Can an evaluation cover multiple simulations?
Yes. The simulation selector supports multiple selections. This is useful for rolling up results from several simulation runs into a single scored view.
How are scores normalized?
How are scores normalized?
Scores are on a 1-5 scale where 5 is the best possible performance. The exact scoring criteria depend on the metric definition and the LLM judge’s interpretation of the rubric.
What is Goal Completion scored on?
What is Goal Completion scored on?
Goal Completion is scored 0-1 rather than 1-5. A score of 1.0 means the simulated user’s stated goal was fully achieved by the end of the conversation.

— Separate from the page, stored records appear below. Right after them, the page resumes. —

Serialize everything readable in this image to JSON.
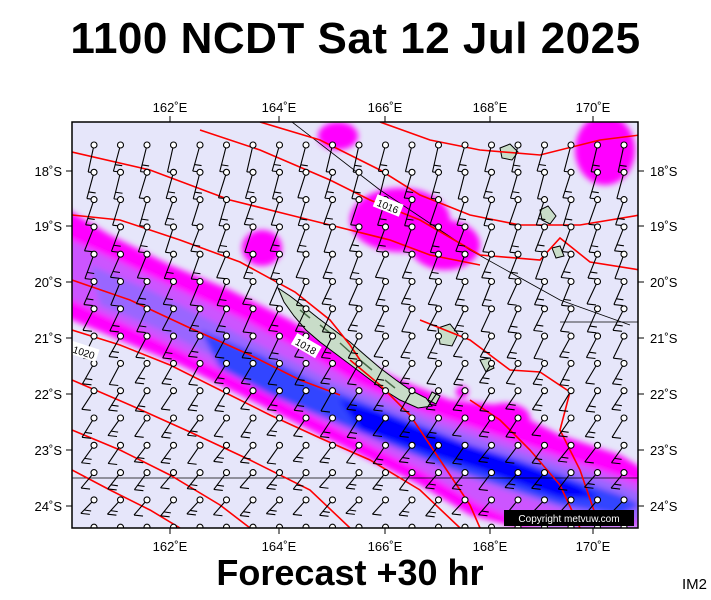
{
  "header": {
    "title": "1100 NCDT Sat 12 Jul 2025"
  },
  "footer": {
    "forecast": "Forecast +30 hr",
    "code": "IM2"
  },
  "map": {
    "lon_labels": [
      "162˚E",
      "164˚E",
      "166˚E",
      "168˚E",
      "170˚E"
    ],
    "lat_labels": [
      "18˚S",
      "19˚S",
      "20˚S",
      "21˚S",
      "22˚S",
      "23˚S",
      "24˚S"
    ],
    "isobar_labels": [
      "1016",
      "1020",
      "1018"
    ],
    "copyright": "Copyright metvuw.com",
    "colors": {
      "background": "#e6e6fa",
      "isobar": "#ff0000",
      "rain_light": "#ff00ff",
      "rain_mid": "#9933ff",
      "rain_heavy": "#0000ff",
      "land": "#c8dcc8"
    }
  }
}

How do I improve a metric that consistently scores low?
How do I improve a metric that consistently scores low?
Start with the Errors tab to find specific behavioral failures. Review the conversations linked to each error to understand the pattern. Then update your agent’s system prompt, knowledge base, or configuration to address the root cause. Re-run the simulation and evaluation to confirm the improvement.